The vast majority of applied statistics texts have historically been focused on population inference: making claims about populations on the basis of samples from those populations. There is a growing collection of good applied texts on causal inference written in the last fifteen years. There is not, to my knowledge, even one applied text on the practical challenges of measurement as such, even though there are lots of texts that cover statistical models that are often used for measurement. There is one recent book on some of the conceptual issues with the kind of measurement I will be exploring (Goertz, 2020) as well as some older classics (eg Blalock, 1982).
Few applied statistics textbooks cover measurement at all, they tend to assume that the origin of the numbers which will be the object of analysis is a solved problem. Others cover representational measurement methods–eg survey sampling design or ecological inference–where we are aiming to quantitatively measure a well-defined attribute of the world, how many units are there of a given type, with more or less adequate data. What is missing is coverage of the methodological issues involved in pragmatic measurement, where we are to some extent inventing—or at least conceptualising—the target concept of measurement at the same time that we conduct the measurement. A great deal of social science measurement is of this type and it presents its own distinctive challenges. These are the subject of this book.

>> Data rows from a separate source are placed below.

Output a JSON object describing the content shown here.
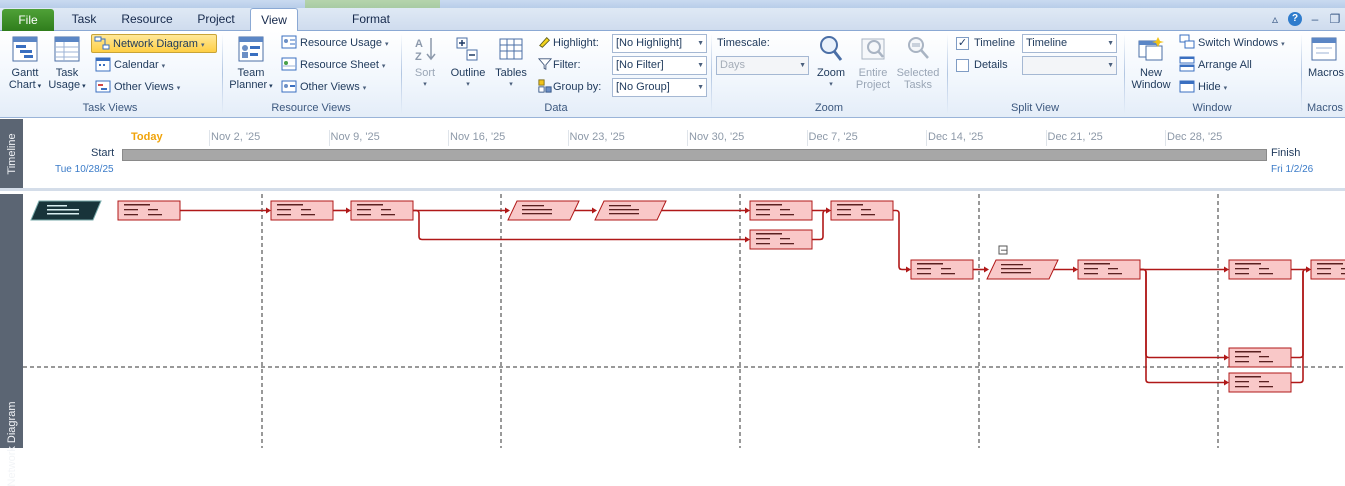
{
  "tabs": [
    {
      "label": "File"
    },
    {
      "label": "Task"
    },
    {
      "label": "Resource"
    },
    {
      "label": "Project"
    },
    {
      "label": "View"
    },
    {
      "label": "Format"
    }
  ],
  "window_controls": {
    "help": "?"
  },
  "ribbon": {
    "task_views": {
      "label": "Task Views",
      "gantt": "Gantt Chart",
      "gantt_l1": "Gantt",
      "gantt_l2": "Chart",
      "task_usage_l1": "Task",
      "task_usage_l2": "Usage",
      "network_diagram": "Network Diagram",
      "calendar": "Calendar",
      "other_views": "Other Views"
    },
    "resource_views": {
      "label": "Resource Views",
      "team_l1": "Team",
      "team_l2": "Planner",
      "resource_usage": "Resource Usage",
      "resource_sheet": "Resource Sheet",
      "other_views": "Other Views"
    },
    "data": {
      "label": "Data",
      "sort": "Sort",
      "outline": "Outline",
      "tables": "Tables",
      "highlight_label": "Highlight:",
      "highlight_value": "[No Highlight]",
      "filter_label": "Filter:",
      "filter_value": "[No Filter]",
      "groupby_label": "Group by:",
      "groupby_value": "[No Group]"
    },
    "zoom": {
      "label": "Zoom",
      "timescale_label": "Timescale:",
      "timescale_value": "Days",
      "zoom": "Zoom",
      "entire_l1": "Entire",
      "entire_l2": "Project",
      "selected_l1": "Selected",
      "selected_l2": "Tasks"
    },
    "split_view": {
      "label": "Split View",
      "timeline_label": "Timeline",
      "timeline_checked": true,
      "timeline_value": "Timeline",
      "details_label": "Details",
      "details_checked": false,
      "details_value": ""
    },
    "window": {
      "label": "Window",
      "new_l1": "New",
      "new_l2": "Window",
      "switch_windows": "Switch Windows",
      "arrange_all": "Arrange All",
      "hide": "Hide"
    },
    "macros": {
      "label": "Macros",
      "macros": "Macros"
    }
  },
  "timeline": {
    "pane_label": "Timeline",
    "today_label": "Today",
    "ticks": [
      "Nov 2, '25",
      "Nov 9, '25",
      "Nov 16, '25",
      "Nov 23, '25",
      "Nov 30, '25",
      "Dec 7, '25",
      "Dec 14, '25",
      "Dec 21, '25",
      "Dec 28, '25"
    ],
    "start_label": "Start",
    "start_date": "Tue 10/28/25",
    "finish_label": "Finish",
    "finish_date": "Fri 1/2/26"
  },
  "network": {
    "pane_label": "Network Diagram",
    "collapse_marker": "−",
    "colors": {
      "critical_fill": "#f9c8c8",
      "critical_border": "#b01818",
      "link": "#b01818",
      "summary_fill": "#18343a"
    },
    "nodes": [
      {
        "id": "n0",
        "shape": "summary",
        "col": 0,
        "row": 0
      },
      {
        "id": "n1",
        "shape": "box",
        "col": 1,
        "row": 0
      },
      {
        "id": "n2",
        "shape": "box",
        "col": 2,
        "row": 0
      },
      {
        "id": "n3",
        "shape": "box",
        "col": 3,
        "row": 0
      },
      {
        "id": "n4",
        "shape": "milestone",
        "col": 4,
        "row": 0
      },
      {
        "id": "n5",
        "shape": "milestone",
        "col": 5,
        "row": 0
      },
      {
        "id": "n6",
        "shape": "box",
        "col": 6,
        "row": 0
      },
      {
        "id": "n7",
        "shape": "box",
        "col": 6,
        "row": 1
      },
      {
        "id": "n8",
        "shape": "box",
        "col": 7,
        "row": 0
      },
      {
        "id": "n9",
        "shape": "box",
        "col": 8,
        "row": 2
      },
      {
        "id": "n10",
        "shape": "milestone",
        "col": 9,
        "row": 2
      },
      {
        "id": "n11",
        "shape": "box",
        "col": 10,
        "row": 2
      },
      {
        "id": "n12",
        "shape": "box",
        "col": 11,
        "row": 2
      },
      {
        "id": "n13",
        "shape": "box",
        "col": 12,
        "row": 2
      },
      {
        "id": "n14",
        "shape": "box",
        "col": 11,
        "row": 3
      },
      {
        "id": "n15",
        "shape": "box",
        "col": 11,
        "row": 4
      }
    ],
    "links": [
      [
        "n1",
        "n2"
      ],
      [
        "n2",
        "n3"
      ],
      [
        "n3",
        "n4"
      ],
      [
        "n4",
        "n5"
      ],
      [
        "n5",
        "n6"
      ],
      [
        "n3",
        "n7"
      ],
      [
        "n6",
        "n8"
      ],
      [
        "n7",
        "n8"
      ],
      [
        "n8",
        "n9"
      ],
      [
        "n9",
        "n10"
      ],
      [
        "n10",
        "n11"
      ],
      [
        "n11",
        "n12"
      ],
      [
        "n12",
        "n13"
      ],
      [
        "n11",
        "n14"
      ],
      [
        "n11",
        "n15"
      ],
      [
        "n14",
        "n13"
      ],
      [
        "n15",
        "n13"
      ]
    ]
  }
}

The set of existing textbooks with which the book most closely overlaps are those that cover multivariate summary methods (eg principle components analysis) and latent variable models (eg factor analysis). These are also a subject of this book, but are motivated differently than they are elsewhere. Here, latent variable models and related summary methods are pragmatic methods used for exploratory measurement in the absence of better data that would allow you to reliably define the target concept that you wish to measure. Ideally we would have relevant data that could more definitively link indicators to the concepts that we want to measure.
The first half of this book covers the various kinds of “supervision” that we can use to explicitly specify the connections between the target concepts we want to measure and the indicators that we have actually collected. In the second half, we turn to the “unsupervised” methods that are often used when researchers are a bit less clear about what they want to measure, or otherwise lack the data necessary to use supervised methods. Covering supervised measurement before unsupervised measurement makes it clearer that the “fancier” models involved in the latter replace substantive information about the relationships between indicators and the target concept that we wish to measure with the (often naive) hope that the target concept is the thing that maximises explained variation in the set of indicators.